Out over the water spun a coil of rope--only to fall short of the desired mark and trail off into the sea many yards from the floating pair. Yes, it was Ted, winding frantically again, and yelling encouragement to his chum.

"Hold 'em!" Ted shouted over and over again, just as the Brighton lads had been wont to yell in unison at their football games when the opposing eleven was smashing its way toward Brighton's goal. Once again the coil was ready; once again it was flung outward from the deck of the Dewey. This time it fairly lashed Jack's face. The sting of the hemp seethed to whip new courage into him. Making one last frantic effort he clutched and held the precious rope, just as Ted sprang from the submarine and dived to the rescue.

Jack remembered no more. When he came to he was stretched in his bunk in the hold of the Dewey. Ted was bending over him.

"Thank God you are alive, Jack, old chum!" Ted was murmuring, with glad tears brimming from his eyes.

Jack strove to raise himself on one elbow but fell back limply, weak from the terrible struggle through which he had passed.

"How about 'Little Mack'?" he managed finally to ask faintly.

"Alive but yet unconscious," replied Ted, "They have gotten most of the water out of his lungs and are using the pulmotor."

Jack closed his eyes again and murmured a prayer of thanks for his safe deliverance and for the life of his lieutenant.
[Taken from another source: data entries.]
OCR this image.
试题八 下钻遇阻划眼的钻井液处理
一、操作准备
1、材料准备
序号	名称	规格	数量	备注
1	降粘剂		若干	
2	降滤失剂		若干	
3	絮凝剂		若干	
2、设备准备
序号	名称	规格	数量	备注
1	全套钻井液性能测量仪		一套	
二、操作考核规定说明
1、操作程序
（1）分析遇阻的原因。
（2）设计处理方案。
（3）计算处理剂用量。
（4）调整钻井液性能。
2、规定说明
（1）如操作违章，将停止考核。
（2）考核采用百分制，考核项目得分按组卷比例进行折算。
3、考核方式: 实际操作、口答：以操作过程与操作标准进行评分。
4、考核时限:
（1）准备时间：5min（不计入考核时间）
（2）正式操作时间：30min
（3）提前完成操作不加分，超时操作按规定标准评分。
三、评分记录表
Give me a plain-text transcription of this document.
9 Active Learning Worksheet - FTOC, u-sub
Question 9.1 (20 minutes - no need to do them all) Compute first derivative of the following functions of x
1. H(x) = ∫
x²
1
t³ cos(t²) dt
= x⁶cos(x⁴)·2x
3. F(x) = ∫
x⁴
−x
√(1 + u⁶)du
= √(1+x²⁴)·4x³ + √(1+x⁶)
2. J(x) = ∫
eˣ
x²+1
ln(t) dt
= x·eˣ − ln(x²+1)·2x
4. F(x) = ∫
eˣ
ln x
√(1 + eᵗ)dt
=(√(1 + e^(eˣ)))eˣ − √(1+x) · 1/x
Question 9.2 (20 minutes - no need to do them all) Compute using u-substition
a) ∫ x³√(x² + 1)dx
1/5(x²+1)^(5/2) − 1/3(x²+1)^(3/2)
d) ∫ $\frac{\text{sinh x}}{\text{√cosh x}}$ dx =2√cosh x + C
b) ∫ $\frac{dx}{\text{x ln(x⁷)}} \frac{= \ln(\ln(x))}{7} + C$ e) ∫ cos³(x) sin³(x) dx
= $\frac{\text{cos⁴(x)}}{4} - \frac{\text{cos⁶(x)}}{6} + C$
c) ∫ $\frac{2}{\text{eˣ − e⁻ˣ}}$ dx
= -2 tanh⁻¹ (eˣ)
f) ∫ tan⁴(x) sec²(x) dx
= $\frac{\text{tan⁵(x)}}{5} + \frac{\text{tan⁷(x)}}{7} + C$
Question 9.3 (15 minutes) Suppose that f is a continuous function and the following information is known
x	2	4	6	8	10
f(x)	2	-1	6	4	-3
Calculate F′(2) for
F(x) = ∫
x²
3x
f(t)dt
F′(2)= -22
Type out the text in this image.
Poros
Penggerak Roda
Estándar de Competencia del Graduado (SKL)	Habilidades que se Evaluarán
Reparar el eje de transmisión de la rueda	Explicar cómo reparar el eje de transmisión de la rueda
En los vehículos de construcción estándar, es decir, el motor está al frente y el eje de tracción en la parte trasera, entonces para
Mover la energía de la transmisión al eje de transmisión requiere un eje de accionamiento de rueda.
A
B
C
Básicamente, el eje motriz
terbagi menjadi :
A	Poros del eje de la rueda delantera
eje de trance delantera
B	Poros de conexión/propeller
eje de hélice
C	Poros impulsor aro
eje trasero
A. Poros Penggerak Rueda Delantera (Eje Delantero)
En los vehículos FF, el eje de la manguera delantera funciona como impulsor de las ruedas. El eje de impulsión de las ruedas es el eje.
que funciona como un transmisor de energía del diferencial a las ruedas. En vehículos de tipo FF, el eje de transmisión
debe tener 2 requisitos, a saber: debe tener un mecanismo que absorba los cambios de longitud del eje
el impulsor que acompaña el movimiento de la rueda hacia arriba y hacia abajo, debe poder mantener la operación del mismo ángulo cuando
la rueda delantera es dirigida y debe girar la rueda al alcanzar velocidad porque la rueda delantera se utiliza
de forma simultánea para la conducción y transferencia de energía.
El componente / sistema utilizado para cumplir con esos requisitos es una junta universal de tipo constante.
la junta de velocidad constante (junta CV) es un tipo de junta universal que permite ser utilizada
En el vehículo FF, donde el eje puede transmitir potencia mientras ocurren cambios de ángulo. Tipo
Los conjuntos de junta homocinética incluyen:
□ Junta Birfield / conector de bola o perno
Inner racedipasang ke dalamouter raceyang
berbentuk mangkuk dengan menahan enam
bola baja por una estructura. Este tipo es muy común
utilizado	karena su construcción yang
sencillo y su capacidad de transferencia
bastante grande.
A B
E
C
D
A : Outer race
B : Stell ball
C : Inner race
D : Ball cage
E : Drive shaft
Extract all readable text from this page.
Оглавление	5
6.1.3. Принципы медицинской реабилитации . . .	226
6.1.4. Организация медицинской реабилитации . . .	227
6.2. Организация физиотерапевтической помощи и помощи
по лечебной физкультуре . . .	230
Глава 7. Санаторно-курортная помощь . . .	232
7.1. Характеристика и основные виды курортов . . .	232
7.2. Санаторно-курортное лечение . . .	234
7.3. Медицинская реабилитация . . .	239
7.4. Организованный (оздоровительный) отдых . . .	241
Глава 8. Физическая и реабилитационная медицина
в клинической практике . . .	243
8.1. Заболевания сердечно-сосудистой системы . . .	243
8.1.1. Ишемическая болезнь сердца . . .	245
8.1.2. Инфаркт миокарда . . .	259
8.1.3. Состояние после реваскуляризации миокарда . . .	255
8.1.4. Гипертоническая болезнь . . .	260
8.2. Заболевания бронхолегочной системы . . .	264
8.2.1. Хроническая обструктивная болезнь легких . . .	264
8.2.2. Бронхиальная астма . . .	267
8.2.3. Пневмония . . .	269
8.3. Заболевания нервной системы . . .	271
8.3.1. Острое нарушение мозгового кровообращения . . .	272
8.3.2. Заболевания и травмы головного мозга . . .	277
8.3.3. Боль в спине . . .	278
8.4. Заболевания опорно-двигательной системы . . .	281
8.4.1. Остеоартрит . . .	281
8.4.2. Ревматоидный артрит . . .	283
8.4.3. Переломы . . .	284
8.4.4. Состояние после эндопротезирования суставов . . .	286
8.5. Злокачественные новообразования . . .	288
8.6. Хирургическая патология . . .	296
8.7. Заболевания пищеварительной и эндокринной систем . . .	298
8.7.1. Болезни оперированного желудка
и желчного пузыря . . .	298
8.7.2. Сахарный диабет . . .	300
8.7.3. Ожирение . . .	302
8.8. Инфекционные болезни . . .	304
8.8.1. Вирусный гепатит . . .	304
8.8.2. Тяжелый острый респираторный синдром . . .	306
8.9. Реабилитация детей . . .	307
"Was the Dewey damaged by the mine explosion?" he asked.

Ted replied that so far as could be determined no serious damage had been inflicted, although Officer Cleary had expressed some apprehension as to the condition of the port seams forward on the under side of the hull. The examination was still in progress.

For an hour Jack rested quietly in his bunk. The Dewey had submerged after taking aboard the half-drowned commander and his rescuer, and at a safe depth gotten safely out of the zone of danger. Now she had come to the surface again for further examination of her hull.

Jack and Ted were conversing in low tones, when Bill Witt stumbled along the passageway leading into the men's quarters and stopped beside Jack. His face was stern.

"What's the matter, Bill--you seasick?" queried Ted.

"Wish that's all it was," muttered Bill.

"Tell us, what's up?" pressed Ted.

"Isn't very cheery news for a fellow knocked out like Jack after making such a plucky fight for his life and saving his lieutenant," answered Bill with a shrug of his broad shoulders.

Jack smiled.

"If I survived that, I guess I can hear what's troubling you," was his reply.

"Well, it's bad news, boys--mighty bad," went on Bill. "Chief

Engineer Blaine reports a leak in the main oil reservoir to starboard.

That mine explosion loosened up the seams and the fuel stuff is slowly

but steadily streaming into the deep blue sea!"